Berawal di bulan Mei 2016, saya sedang santai
di rumah waktu itu tiba-tiba sahabat saya menghubungi saya dan share informasi beasiswa. Awalnya saya
hanya scroll saja, tapi tetiba mata
saya tertuju pada satu nama beasiswa yang penyelenggaranya adalah Dikti. Namanya
Permata. Permata adalah singakatan dari Pertukaran Mahasiswa Tanah Air
Nusantara. Saya mencoba untuk mencari info tentang Permata ini dari mulai googling sampai menghubungi langsung
pejabat fakultas hingga universitas untuk menuntaskan rasa penasaran saya yang
tinggi ini, karena memang saya tidak pernah mendengar beasiswa ini sebelumnya. Dan,
ketika itu saya hanya disuruh mengumpulkan berkas-berkas yang dibutuhkan (administrasi
untuk apply beasiswa seperti biasanya)
lalu menunggu panggilan, katanya.
Cukup lama proses itu berjalan. Dari mulai pengumpulan
berkas hingga tes dan wawancara yang jauh mundur dari jadwal yang ditetapkan
Dikti di juklak juknis yang dapat diunduh di webnya, hingga dipanggilnya
kembali saya oleh pihak universitas. Saya pun tidak terlalu berharap untuk
mendapatkan beasiswa ini karena awalnya memang sama sekali tidak ada kejelasan
dari berbagai pihak. Sampai pada akhirnya, pada bulan Agustus, saya dipanggil
oleh pihak University Center UPI dan Pak Fachru mengatakan kepada saya bahwa
saya akan pergi ke UNP, Universitas Negeri Padang. Kepergian saya ke Padang pun
karena rekomendasi dari Ketua Departemen.

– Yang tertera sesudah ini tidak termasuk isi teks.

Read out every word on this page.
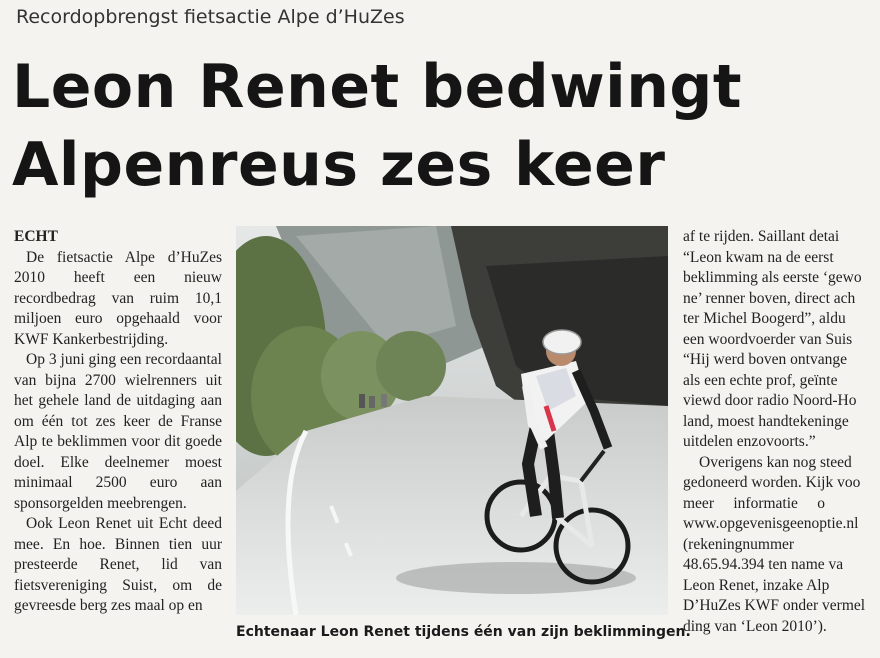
Recordopbrengst fietsactie Alpe d’HuZes
Leon Renet bedwingt
Alpenreus zes keer

ECHT

De fietsactie Alpe d’HuZes 2010 heeft een nieuw recordbedrag van ruim 10,1 miljoen euro opgehaald voor KWF Kankerbestrijding.

Op 3 juni ging een recordaantal van bijna 2700 wielrenners uit het gehele land de uitdaging aan om één tot zes keer de Franse Alp te beklimmen voor dit goede doel. Elke deelnemer moest minimaal 2500 euro aan sponsorgelden meebrengen.

Ook Leon Renet uit Echt deed mee. En hoe. Binnen tien uur presteerde Renet, lid van fietsvereniging Suist, om de gevreesde berg zes maal op en

Echtenaar Leon Renet tijdens één van zijn beklimmingen.

af te rijden. Saillant detai

“Leon kwam na de eerst

beklimming als eerste ‘gewo

ne’ renner boven, direct ach

ter Michel Boogerd”, aldu

een woordvoerder van Suis

“Hij werd boven ontvange

als een echte prof, geïnte

viewd door radio Noord-Ho

land, moest handtekeninge

uitdelen enzovoorts.”

Overigens kan nog steed

gedoneerd worden. Kijk voo

meer     informatie     o

www.opgevenisgeenoptie.nl

(rekeningnummer

48.65.94.394 ten name va

Leon Renet, inzake Alp

D’HuZes KWF onder vermel

ding van ‘Leon 2010’).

Saya pun langsung memberitahukan kepada orang
tua bahwa saya (kemungkinan besar) memang akan berangkat ke Padang. Yang saya
pikirkan saat itu adalah saya akan betah di sana karena ada masakan yang serba pedas
dan rendang (Ini serius) haha. Dan selanjutnya, selama tenggat waktu hingga
keberangkatan, orang-orang tahunya bahwa saya akan pergi ke Padang. Dadah. *Backsound
tari piring*
September 2016, pada saat saya sedang menjadi
panitia Masa Orientasi tingkat Universitas, saya tiba-tiba dipanggil kembali
oleh Pak Fachru untuk menghadap di kantor UC. Dan ketika masuk kantor beliau,
“Shaffa, kamu jadinya ke Makassar, ya.”
...................
...................
...................
“HAAAAAAAH?
MAKASSAAAAAAAAAARRRRRR?????!!!!!!!!!!”